New Rules To Regulate Social Media Platforms Harmful To Free Speech

The Citizens Protection (Against Online Harm) Rules, 2020, believed the Federal Cabinet has approved secretly, have destined Pakistan to live without Internet freedom, citizens’ privacy and dream of digitalizing the country, Islamabad-based Freedom Network said.
“Such draconian rules in absence of demonstrated commitment to Freedom of Expression and Freedom of information are more threatening and these rules will not serve the citizen’s fundamental rights,” the civil liberties organization said 16 February 2020 in its Freedom Alert.
It added: “In the manner in which these rules have been prepared in a completely secretive manner, without taking stakeholders into confidence or holding any consultation as is the norm in civilized world and keeping Parliament, social media platforms and civil rights groups in the dark speak of mala fide intention of the government.”
Freedom Network joins other rights groups like IRADA, Digital Rights Foundation, Media Matters for Democracy and others in denouncing the rules and urges the government to adopt transparency while taking up such important issues concerning the public.
“The new rules are in conflict with the spirit of Article 14 (the right to privacy), Article 19 (freedom of speech) and Article 19A (the right to information) of the Constitution of Pakistan. They are also violating the principles of International Covenant on Civil and Political Rights (ICCPR) to which Pakistan is a signatory to,” the Freedom Alert said.
Legal experts believe the rules go beyond the scope of the laws — the Pakistan Telecommunication (Re-organization) Act, 1996 (XVII of 1996), and the Prevention of Electronic Crimes Act (PECA), 2016 (XL of 2016). For example, the rules set up office office of “national coordinator.” “There is no provision in the two laws,” media laws expert Muhammad Aftab Alam, who also heads Institute for Research, Advocacy and Development (IRADA), argued.

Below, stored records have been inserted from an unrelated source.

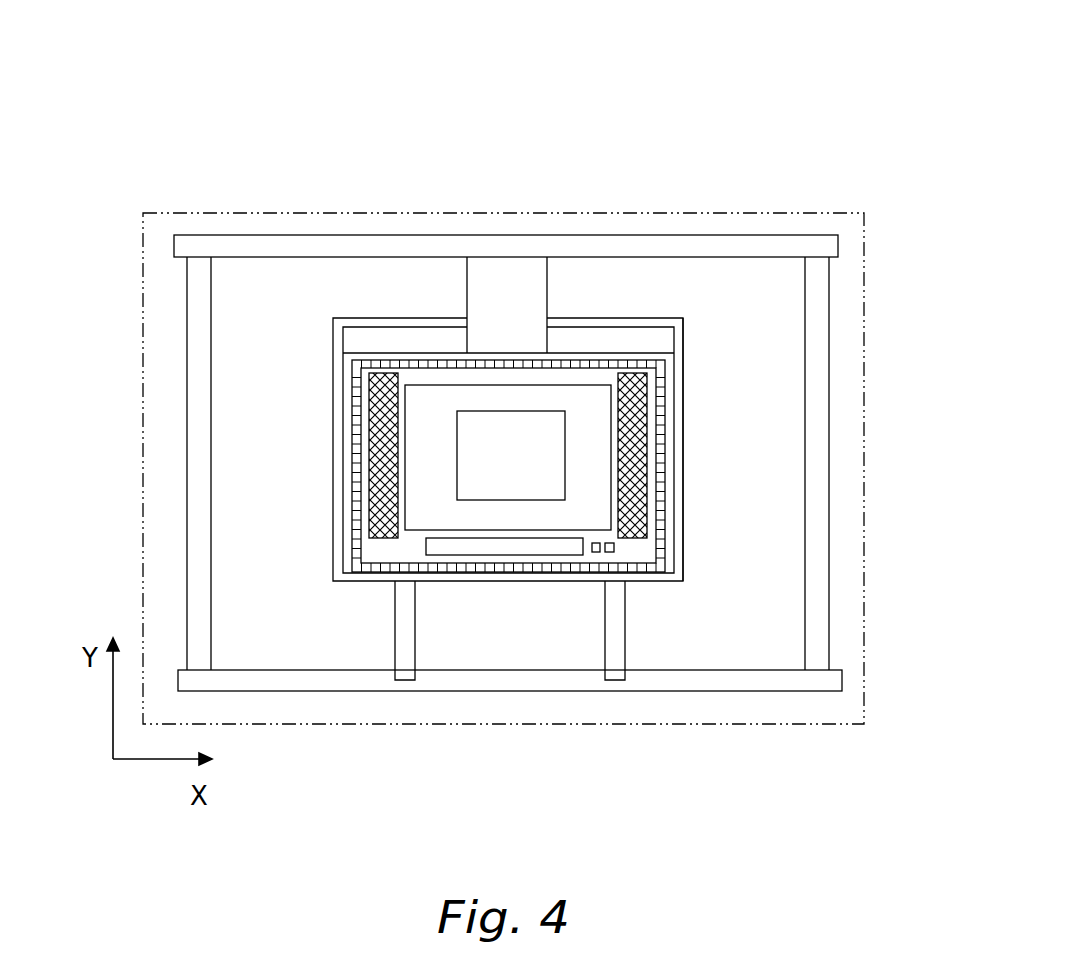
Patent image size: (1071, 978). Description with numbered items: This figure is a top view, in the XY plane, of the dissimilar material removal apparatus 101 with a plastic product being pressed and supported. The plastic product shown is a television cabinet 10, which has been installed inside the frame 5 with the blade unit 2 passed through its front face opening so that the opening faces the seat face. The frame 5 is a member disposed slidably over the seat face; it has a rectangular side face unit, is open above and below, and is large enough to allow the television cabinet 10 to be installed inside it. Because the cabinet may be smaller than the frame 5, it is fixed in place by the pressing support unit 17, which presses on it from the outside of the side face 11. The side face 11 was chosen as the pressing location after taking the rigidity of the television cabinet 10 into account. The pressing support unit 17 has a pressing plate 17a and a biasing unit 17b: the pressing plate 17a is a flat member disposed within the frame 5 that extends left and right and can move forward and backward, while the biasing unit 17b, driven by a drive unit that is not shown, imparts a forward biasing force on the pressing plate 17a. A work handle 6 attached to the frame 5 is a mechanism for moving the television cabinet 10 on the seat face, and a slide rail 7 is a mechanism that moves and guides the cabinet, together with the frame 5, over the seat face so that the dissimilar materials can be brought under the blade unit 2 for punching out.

The dissimilar material removal apparatus 101 is at (208, 212).
The blade unit 2 is at (479, 433).
The frame 5 is at (685, 353).
The work handle 6 is at (618, 657).
The slide rail 7 is at (200, 482).
The television cabinet 10 is at (385, 360).
The side face 11 is at (647, 357).
The pressing support unit 17 is at (693, 120).
The pressing plate 17a is at (592, 355).
The biasing unit 17b is at (490, 298).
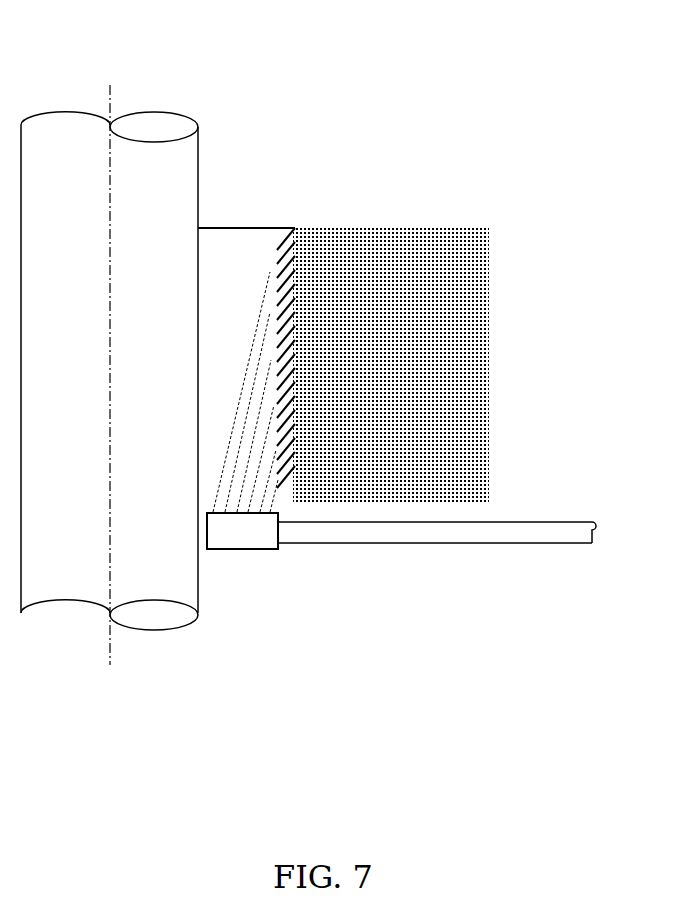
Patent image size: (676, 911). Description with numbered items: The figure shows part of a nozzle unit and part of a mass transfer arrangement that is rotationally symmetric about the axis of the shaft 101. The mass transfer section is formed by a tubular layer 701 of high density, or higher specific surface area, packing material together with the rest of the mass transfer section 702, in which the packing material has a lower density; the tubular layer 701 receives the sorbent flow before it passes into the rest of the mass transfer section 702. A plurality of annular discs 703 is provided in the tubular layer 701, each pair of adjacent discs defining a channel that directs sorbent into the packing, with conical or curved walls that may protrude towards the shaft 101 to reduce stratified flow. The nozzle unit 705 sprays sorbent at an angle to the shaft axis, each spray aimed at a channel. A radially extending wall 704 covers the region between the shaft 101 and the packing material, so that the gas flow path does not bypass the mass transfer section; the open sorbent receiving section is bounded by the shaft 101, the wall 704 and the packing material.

The shaft 101 is at (138, 167).
The tubular layer of high density packing material 701 is at (287, 237).
The rest of the mass transfer section 702 is at (372, 245).
The annular discs 703 is at (285, 462).
The radially extending wall 704 is at (209, 227).
The nozzle unit 705 is at (228, 533).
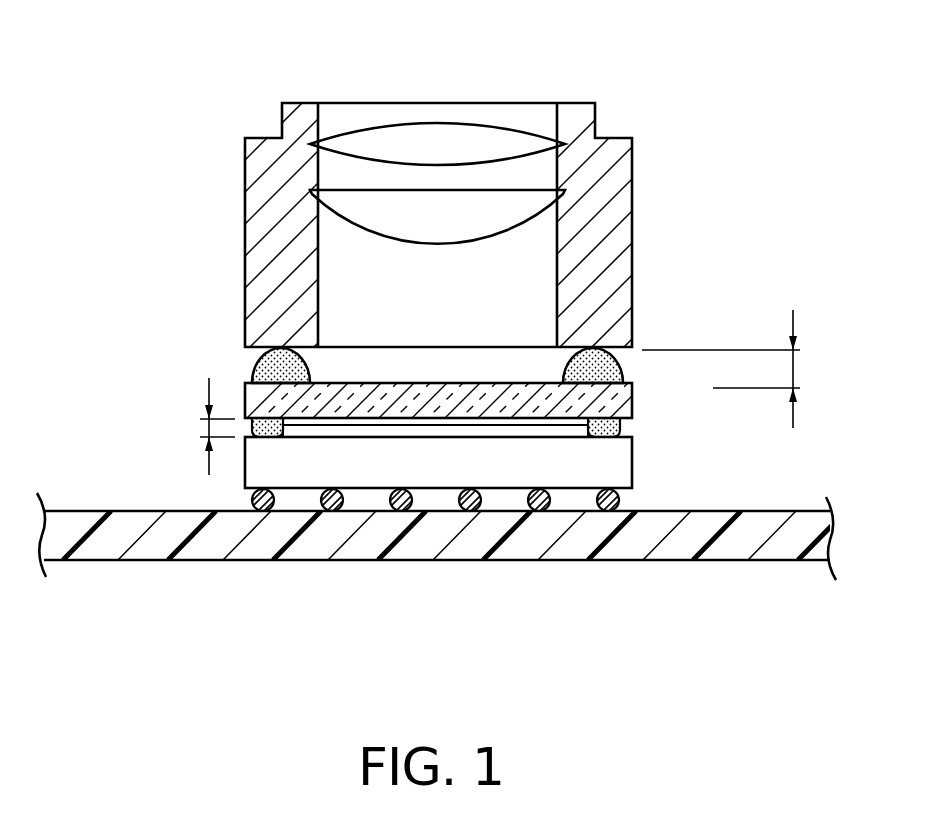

“Similarly, the responsibilities of the national coordinator and his powers to identify and designate the social media contents as harmful are both vague and arbitrary,” he told Freedom Network. “Concentrating too much power in the hands of a single individual without clearly laying down the definition of harmful contents is a dictatorial arrangement which goes against the letter and the spirit of a consultative parliamentary democracy that the Constitution of Pakistan provides for.”
As the state apparatus are misusing Prevention of Electronic Crimes Act (PECA) 2016 by targeting journalists for their tweets and posts on social media platforms, the new rules would strengthen the state apparatus’ hands to muzzle the dissenting voices in the country as space for free speech has shrunk significantly in the last few years, the Freedom Alert read.